Last ship leaves Ukraine as Black Sea grain deal expires

Last ship leaves Ukraine as Black Sea grain deal expires

The last ship to sail under a key wartime deal that allows the safe Black Sea export of Ukrainian grain left the port of Odessa early on Sunday, ahead of a deadline to extend the agreement, according to Azerbaijan in Focus, reporting Daily Sabah, citing Reuters witness and

The key accord that the United Nations and Türkiye brokered with Ukraine and Russia in July 2022 sought to ease concerns over global food security and allowed food and fertilizer to get from Ukraine to parts of the world where millions are going hungry.

Russia has not agreed to register any new ships since June 27 and the initiative will expire on Monday unless Moscow agrees to extend it. Russia has repeatedly said it won’t extend the deal unless its demands are met, including ensuring its own agricultural shipments don’t face hurdles.

A U.N. spokesperson said on Friday that Secretary-General Antonio Guterres was waiting for a response from Russian President Vladimir Putin on a proposal to extend the deal. In a letter to Putin, Guterres said he supports removing hurdles to Russia exporting its fertilizers.

Putin told South African President Cyril Ramaphosa in a phone call on Saturday that commitments to remove obstacles to Russian food and fertilizer exports had yet to be fulfilled, the Kremlin said.

Meant to be extended every four months, the deal was hailed as a beacon of hope amid war and has been renewed three times – the last two for only two months as Russia insisted its exports were being held up.

The deal provides assurances that ships won’t be attacked entering and leaving Ukrainian ports. Vessels are checked by Russian, Ukrainian, U.N. and Turkish officials to ensure they carry only food and not weapons that could help either side.

The deal helped bring down global prices of food commodities like wheat that hit record highs after Russia invaded Ukraine.

Ukrainian officials did not immediately comment on whether the ship, the Turkish-flagged TQ Samsun, had left Odessa.

President Recep Tayyip Erdoğan expressed confidence Friday on the prospects of an extension to the deal.

“We are preparing to welcome Putin in August. We are on the same page with him on the issue of extending the Black Sea grain corridor,” Erdoğan told reporters.

He also said he hoped that with Gutter’s letter to Putin, “we will ensure the extension of the grain corridor with our joint efforts and those of Russia.”

The U.N. said they were still waiting for a reply to Guterres’s letter.

Kremlin spokesperson Dmitry Peskov neither confirmed nor denied Erdoğan’s statement. “There is no statement about this from the Russian side,” he said.

On Thursday, Putin had argued that none of Moscow’s conditions for the deal to function had been met.
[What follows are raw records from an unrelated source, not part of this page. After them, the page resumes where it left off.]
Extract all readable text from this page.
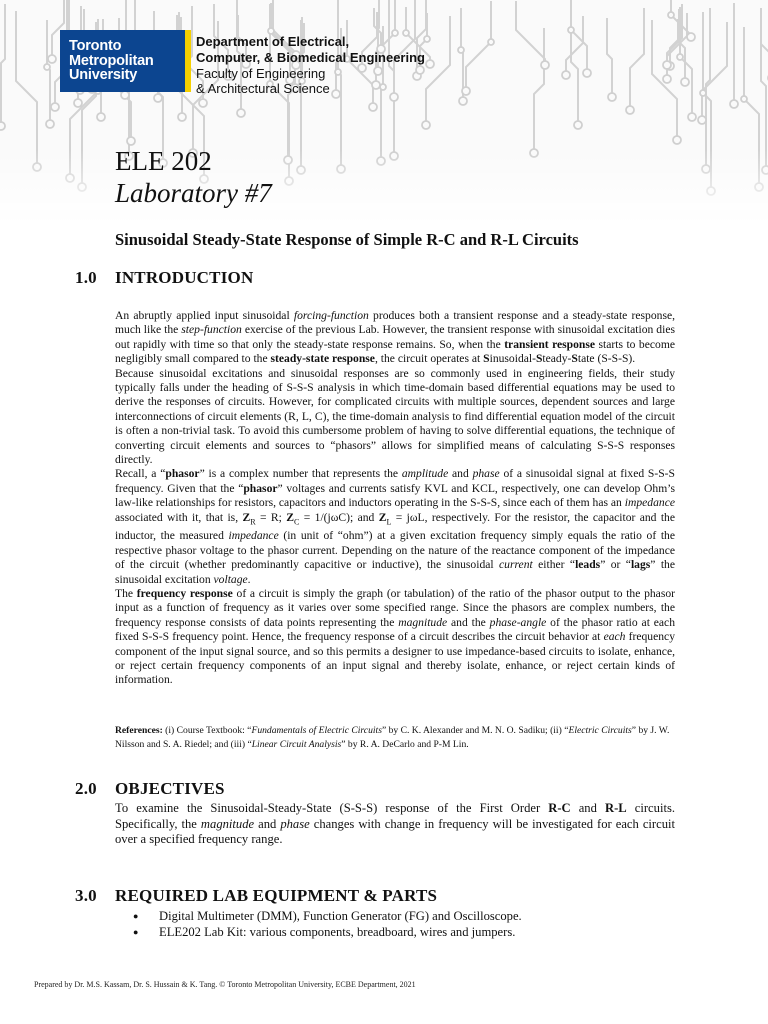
Toronto
Metropolitan
University
Department of Electrical,
Computer, & Biomedical Engineering
Faculty of Engineering
& Architectural Science
ELE 202
Laboratory #7
Sinusoidal Steady-State Response of Simple R-C and R-L Circuits
1.0 INTRODUCTION

An abruptly applied input sinusoidal forcing-function produces both a transient response and a steady-state response, much like the step-function exercise of the previous Lab. However, the transient response with sinusoidal excitation dies out rapidly with time so that only the steady-state response remains. So, when the transient response starts to become negligibly small compared to the steady-state response, the circuit operates at Sinusoidal-Steady-State (S-S-S).

Because sinusoidal excitations and sinusoidal responses are so commonly used in engineering fields, their study typically falls under the heading of S-S-S analysis in which time-domain based differential equations may be used to derive the responses of circuits. However, for complicated circuits with multiple sources, dependent sources and large interconnections of circuit elements (R, L, C), the time-domain analysis to find differential equation model of the circuit is often a non-trivial task. To avoid this cumbersome problem of having to solve differential equations, the technique of converting circuit elements and sources to “phasors” allows for simplified means of calculating S-S-S responses directly.

Recall, a “phasor” is a complex number that represents the amplitude and phase of a sinusoidal signal at fixed S-S-S frequency. Given that the “phasor” voltages and currents satisfy KVL and KCL, respectively, one can develop Ohm’s law-like relationships for resistors, capacitors and inductors operating in the S-S-S, since each of them has an impedance associated with it, that is, $Z_R = R$; $Z_C = 1/(j\omega C)$; and $Z_L = j\omega L$, respectively. For the resistor, the capacitor and the inductor, the measured impedance (in unit of “ohm”) at a given excitation frequency simply equals the ratio of the respective phasor voltage to the phasor current. Depending on the nature of the reactance component of the impedance of the circuit (whether predominantly capacitive or inductive), the sinusoidal current either “leads” or “lags” the sinusoidal excitation voltage.

The frequency response of a circuit is simply the graph (or tabulation) of the ratio of the phasor output to the phasor input as a function of frequency as it varies over some specified range. Since the phasors are complex numbers, the frequency response consists of data points representing the magnitude and the phase-angle of the phasor ratio at each fixed S-S-S frequency point. Hence, the frequency response of a circuit describes the circuit behavior at each frequency component of the input signal source, and so this permits a designer to use impedance-based circuits to isolate, enhance, or reject certain frequency components of an input signal and thereby isolate, enhance, or reject certain kinds of information.

References: (i) Course Textbook: “Fundamentals of Electric Circuits” by C. K. Alexander and M. N. O. Sadiku; (ii) “Electric Circuits” by J. W. Nilsson and S. A. Riedel; and (iii) “Linear Circuit Analysis” by R. A. DeCarlo and P-M Lin.

2.0 OBJECTIVES

To examine the Sinusoidal-Steady-State (S-S-S) response of the First Order R-C and R-L circuits. Specifically, the magnitude and phase changes with change in frequency will be investigated for each circuit over a specified frequency range.

3.0 REQUIRED LAB EQUIPMENT & PARTS
● Digital Multimeter (DMM), Function Generator (FG) and Oscilloscope.
● ELE202 Lab Kit: various components, breadboard, wires and jumpers.
Prepared by Dr. M.S. Kassam, Dr. S. Hussain & K. Tang. © Toronto Metropolitan University, ECBE Department, 2021
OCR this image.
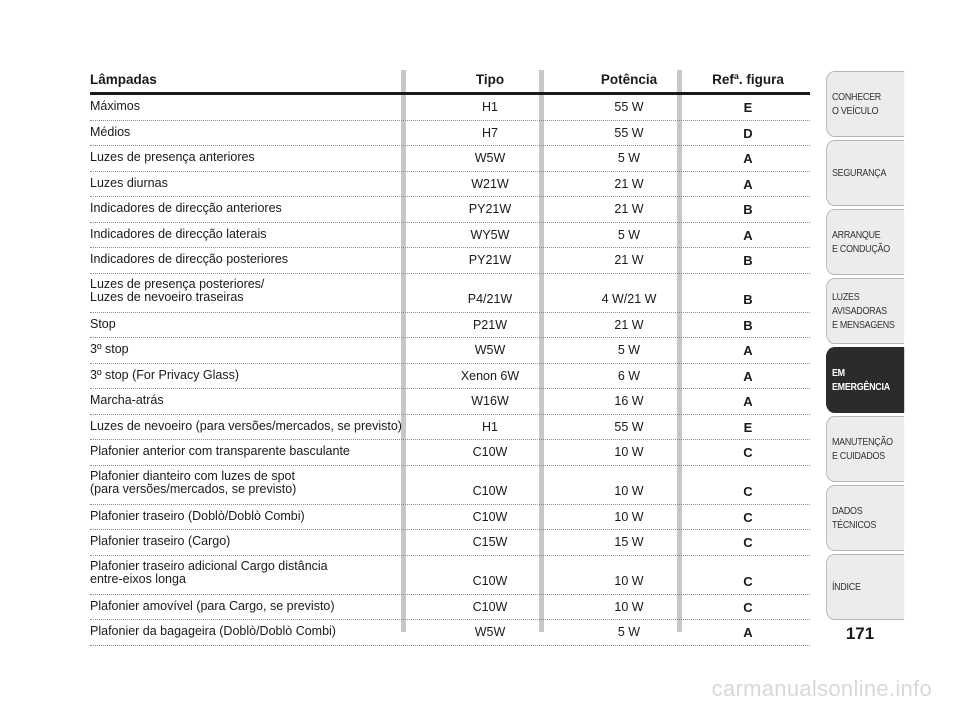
Lâmpadas	Tipo	Potência	Refª. figura
Máximos	H1	55 W	E
Médios	H7	55 W	D
Luzes de presença anteriores	W5W	5 W	A
Luzes diurnas	W21W	21 W	A
Indicadores de direcção anteriores	PY21W	21 W	B
Indicadores de direcção laterais	WY5W	5 W	A
Indicadores de direcção posteriores	PY21W	21 W	B
Luzes de presença posteriores/
Luzes de nevoeiro traseiras	P4/21W	4 W/21 W	B
Stop	P21W	21 W	B
3º stop	W5W	5 W	A
3º stop (For Privacy Glass)	Xenon 6W	6 W	A
Marcha-atrás	W16W	16 W	A
Luzes de nevoeiro (para versões/mercados, se previsto)	H1	55 W	E
Plafonier anterior com transparente basculante	C10W	10 W	C
Plafonier dianteiro com luzes de spot
(para versões/mercados, se previsto)	C10W	10 W	C
Plafonier traseiro (Doblò/Doblò Combi)	C10W	10 W	C
Plafonier traseiro (Cargo)	C15W	15 W	C
Plafonier traseiro adicional Cargo distância
entre-eixos longa	C10W	10 W	C
Plafonier amovível (para Cargo, se previsto)	C10W	10 W	C
Plafonier da bagageira (Doblò/Doblò Combi)	W5W	5 W	A
CONHECER
O VEÍCULO
SEGURANÇA
ARRANQUE
E CONDUÇÃO
LUZES AVISADORAS
E MENSAGENS
EM EMERGÊNCIA
MANUTENÇÃO
E CUIDADOS
DADOS TÉCNICOS
ÍNDICE
171
carmanualsonline.info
“I want to emphasize that nothing was done, nothing at all. It’s all one-sided,” Putin said in a televised interview. “We will think about what to do, we have a few more days,” he added.

To convince Russia to agree to the Black Sea deal, a three-year memorandum of understanding was also struck in July 2022, under which U.N. officials agreed to help Russia get its food and fertilizer exports to foreign markets.

While Russian exports of food and fertilizer are not subject to Western sanctions. Moscow has said restrictions on payments, logistics and insurance have amounted to a barrier to shipments.

A key demand by Russia is the reconnection of Russia’s Agricultural Bank (Rosselkhozbank) to the international payment system SWIFT. It was cut off by the EU in June 2022 over Russia’s invasion of Ukraine in February 2022.

The EU is considering connecting a Rosselkhozbank subsidiary to SWIFT to allow for grain and fertilizer transactions, reports said on Wednesday.

Ukraine and Russia are major global suppliers of wheat, barley, sunflower oil and other affordable food products that Africa, the Middle East and parts of Asia rely on. Ukraine is also a huge exporter of corn, and Russia of fertilizer – other critical parts of the food chain.

The Black Sea Grain Initiative has allowed 32.8 million metric tons (36.2 million tons) of food to be exported from Ukraine since last August, more than half to developing countries, including those getting relief from the World Food Programme (WFP).